What kind of place is this? Every detail is obsessively rendered in soft-focus retro-shab, down to the bartender smashing ice to order in a green Swiss Army-style bag for the pricey, show-crafted cocktails.
A woman in a vintage-store strapless flapper ensemble plays the piano and the kazoo (at the same time). Dark red curtains shield the big main room, a patchwork of exposed bricks, painted ductwork and concrete floors. The furniture looks like it was made for overimagined puppet people, like having a tea party with the robots from the new animated fever dream called ‘9.’

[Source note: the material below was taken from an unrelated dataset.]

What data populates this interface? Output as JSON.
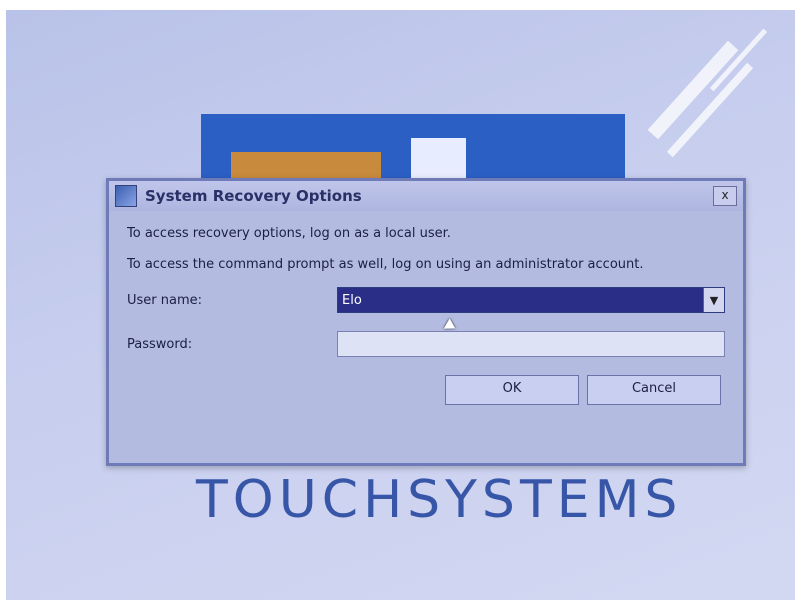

The Framboise Flip is a $9 drink of doll-like proportions in a wee sherbet goblet, something like a pleasantly sweet raspberry-bourbon smoothie with a dash of peach bitters, made frothy with an egg and finished with a mint leaf the bartender smacks between his palms to release the oils. It’s a fussy concoction made by true cocktail believers.
In fact, after eyeballing my half-drained drink, bartender James Chauncy didn’t like what he saw. So he remade it — colder, more finely muddled and strained, sporting sharper teeth.
Elsewhere on the early-last-century cocktail list is a Pisco Fuego, made with grape brandy, lemon, elderflower liqueur and fire. Yes, for $11, you get to see the thing get sprinkled with sugar and torched to make just a whisper of a bruleed floater on the sweet, floral drink.
Not in the mood for a show? The beer list is medieval in strength, and the menu moves from charcuterie to shrimp and grits to short ribs.